Neste momento muito Sportinguistas provavelmente estarão a parafrasear o Presidente Bayern de Munique, o sempre polémico, Karl-Heinz Rummenigge, que admitiu hoje, de forma crua que o seu clube está "atolado na merda"! 

Rummenigge diz que Bayern está "atolado na merda"...

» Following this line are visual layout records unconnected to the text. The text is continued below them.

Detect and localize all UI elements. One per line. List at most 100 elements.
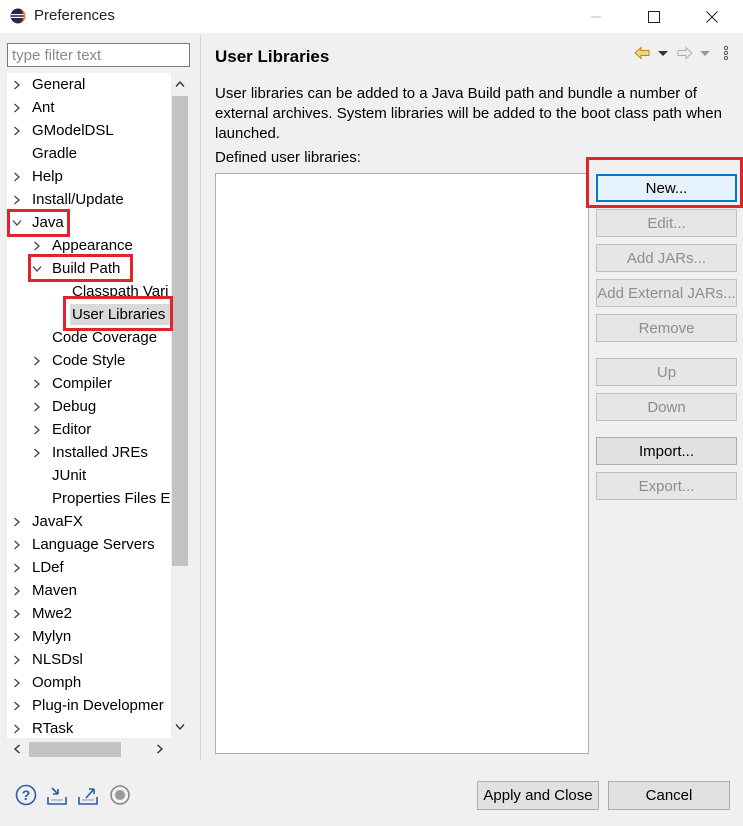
forward-arrow-icon[interactable] [676,44,694,62]
chevron-right-icon[interactable] [10,510,24,533]
export-button[interactable]: Export... [596,472,737,500]
chevron-down-icon[interactable] [30,257,44,280]
scroll-down-button[interactable] [171,716,189,738]
tree-item-label: Properties Files Ec [52,490,171,507]
chevron-right-icon[interactable] [10,648,24,671]
down-button[interactable]: Down [596,393,737,421]
tree-item-label: RTask [32,720,74,737]
tree-item[interactable]: Code Style [7,349,171,372]
scroll-up-button[interactable] [171,73,189,95]
tree-item[interactable]: Code Coverage [7,326,171,349]
tree-item[interactable]: Language Servers [7,533,171,556]
close-button[interactable] [689,0,735,33]
chevron-right-icon[interactable] [10,694,24,717]
tree-item[interactable]: Java [7,211,171,234]
chevron-right-icon[interactable] [10,165,24,188]
new-button[interactable]: New... [596,174,737,202]
import-preferences-icon[interactable] [46,784,68,806]
user-libraries-list[interactable] [215,173,589,754]
help-icon[interactable]: ? [15,784,37,806]
tree-item[interactable]: Ant [7,96,171,119]
vertical-scroll-thumb[interactable] [172,96,188,566]
tree-item[interactable]: General [7,73,171,96]
tree-item[interactable]: Install/Update [7,188,171,211]
chevron-right-icon[interactable] [10,602,24,625]
back-menu-dropdown-icon[interactable] [656,44,670,62]
chevron-right-icon[interactable] [30,441,44,464]
tree-item[interactable]: LDef [7,556,171,579]
record-icon[interactable] [109,784,131,806]
chevron-right-icon[interactable] [10,119,24,142]
tree-item[interactable]: GModelDSL [7,119,171,142]
filter-input[interactable] [7,43,190,67]
tree-item[interactable]: Maven [7,579,171,602]
chevron-right-icon[interactable] [10,533,24,556]
tree-item-label: Maven [32,582,78,599]
chevron-right-icon[interactable] [30,418,44,441]
chevron-right-icon[interactable] [10,625,24,648]
tree-item-label: Compiler [52,375,113,392]
edit-button[interactable]: Edit... [596,209,737,237]
chevron-right-icon[interactable] [10,671,24,694]
tree-item[interactable]: Classpath Vari [7,280,171,303]
tree-item[interactable]: RTask [7,717,171,738]
chevron-right-icon[interactable] [30,395,44,418]
pane-divider[interactable] [200,35,201,760]
horizontal-scroll-thumb[interactable] [29,742,121,757]
view-menu-icon[interactable] [719,44,733,62]
tree-item[interactable]: Editor [7,418,171,441]
tree-item[interactable]: NLSDsl [7,648,171,671]
preference-tree[interactable]: General Ant GModelDSL Gradle Help Install/Upd… [7,73,171,738]
add-external-jars-button[interactable]: Add External JARs... [596,279,737,307]
chevron-right-icon[interactable] [10,556,24,579]
chevron-right-icon[interactable] [10,96,24,119]
scroll-right-button[interactable] [150,738,170,760]
remove-button[interactable]: Remove [596,314,737,342]
tree-item-label: Gradle [32,145,78,162]
tree-item[interactable]: Appearance [7,234,171,257]
tree-item[interactable]: Debug [7,395,171,418]
svg-text:?: ? [22,787,31,803]
tree-item-label: Build Path [52,260,121,277]
tree-item[interactable]: Oomph [7,671,171,694]
tree-item[interactable]: Gradle [7,142,171,165]
tree-item-label: Installed JREs [52,444,148,461]
tree-item-label: General [32,76,86,93]
scroll-left-button[interactable] [7,738,27,760]
chevron-down-icon[interactable] [10,211,24,234]
chevron-right-icon[interactable] [10,579,24,602]
cancel-button[interactable]: Cancel [608,781,730,810]
chevron-right-icon[interactable] [30,372,44,395]
chevron-right-icon[interactable] [10,717,24,738]
tree-item[interactable]: Plug-in Developmer [7,694,171,717]
import-button[interactable]: Import... [596,437,737,465]
tree-item[interactable]: User Libraries [7,303,171,326]
chevron-right-icon[interactable] [10,188,24,211]
tree-item[interactable]: Installed JREs [7,441,171,464]
tree-item[interactable]: Properties Files Ec [7,487,171,510]
tree-item[interactable]: Help [7,165,171,188]
up-button[interactable]: Up [596,358,737,386]
chevron-right-icon[interactable] [30,349,44,372]
export-preferences-icon[interactable] [77,784,99,806]
maximize-button[interactable] [631,0,677,33]
tree-item[interactable]: Build Path [7,257,171,280]
tree-item-label: Code Coverage [52,329,158,346]
tree-item-label: Oomph [32,674,82,691]
tree-item-label: Mwe2 [32,605,73,622]
tree-item[interactable]: Compiler [7,372,171,395]
tree-item-label: Install/Update [32,191,124,208]
back-arrow-icon[interactable] [633,44,651,62]
chevron-right-icon[interactable] [10,73,24,96]
apply-and-close-button[interactable]: Apply and Close [477,781,599,810]
tree-item[interactable]: Mwe2 [7,602,171,625]
add-jars-button[interactable]: Add JARs... [596,244,737,272]
tree-item-label: Language Servers [32,536,155,553]
minimize-button[interactable] [573,0,619,33]
eclipse-icon [10,8,26,24]
tree-item[interactable]: JavaFX [7,510,171,533]
tree-item[interactable]: Mylyn [7,625,171,648]
forward-menu-dropdown-icon[interactable] [698,44,712,62]
chevron-right-icon[interactable] [30,234,44,257]
tree-item[interactable]: JUnit [7,464,171,487]
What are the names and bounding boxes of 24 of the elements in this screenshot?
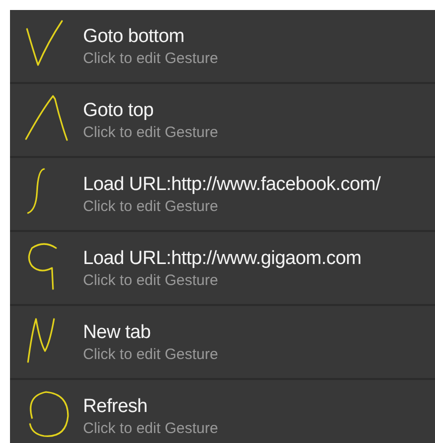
gesture-row[interactable]: Goto top Click to edit Gesture [10,84,435,158]
edit-hint: Click to edit Gesture [83,271,220,291]
gesture-row[interactable]: Load URL:http://www.facebook.com/ Click to edit Gesture [10,158,435,232]
action-title: New tab [83,321,152,345]
circle-gesture-icon [27,391,70,438]
action-title: Goto bottom [83,25,186,49]
letter-n-gesture-icon [27,318,55,363]
caret-gesture-icon [25,95,68,141]
edit-hint: Click to edit Gesture [83,197,220,217]
gesture-row[interactable]: Goto bottom Click to edit Gesture [10,10,435,84]
action-title: Goto top [83,99,154,123]
action-title: Refresh [83,395,148,419]
checkmark-gesture-icon [26,20,63,66]
action-title: Load URL:http://www.facebook.com/ [83,173,380,197]
gesture-row[interactable]: Load URL:http://www.gigaom.com Click to edit Gesture [10,232,435,306]
action-title: Load URL:http://www.gigaom.com [83,247,362,271]
gesture-row[interactable]: New tab Click to edit Gesture [10,306,435,380]
edit-hint: Click to edit Gesture [83,345,218,365]
edit-hint: Click to edit Gesture [83,123,218,143]
edit-hint: Click to edit Gesture [83,419,218,439]
curve-gesture-icon [27,168,45,214]
letter-g-gesture-icon [26,241,58,290]
edit-hint: Click to edit Gesture [83,49,218,69]
gesture-row[interactable]: Refresh Click to edit Gesture [10,380,435,443]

O Presidente Bayern de Munique, o sempre polémico, Karl-Heinz Rummenigge, admitiu hoje, de forma crua que o clube está "atolado na merda" depois de perder por 2-0 frente ao Borussia Dortmund para a Liga alemã de futebol. "Estamos atolados na merda. Temos de sair desta merda" disse, quando o jogo terminou, e ficou a saber-se que ficaria em 12º lugar e a 13 pontos do líder, o Mainz. Uma fraca campanha para tão prestigiado clube. As medidas foram drásticas uma vez que a situação não é propícia a folias, o técnico do clube bávaro, o holandês Louis van Gaal cancelou hoje a habitual visita à Oktoberfest, o festival de cerveja de Munique, que este ano comemora 200 anos, e trocou-a por um treino! Com esta medida van Gaal quer devolver os golos a Miroslav Klose que «só marca na selecção» e a Mário Gomez, que estão em seca prolongada. E assim vão continuar: Es ist niemand zum Oktoberfest!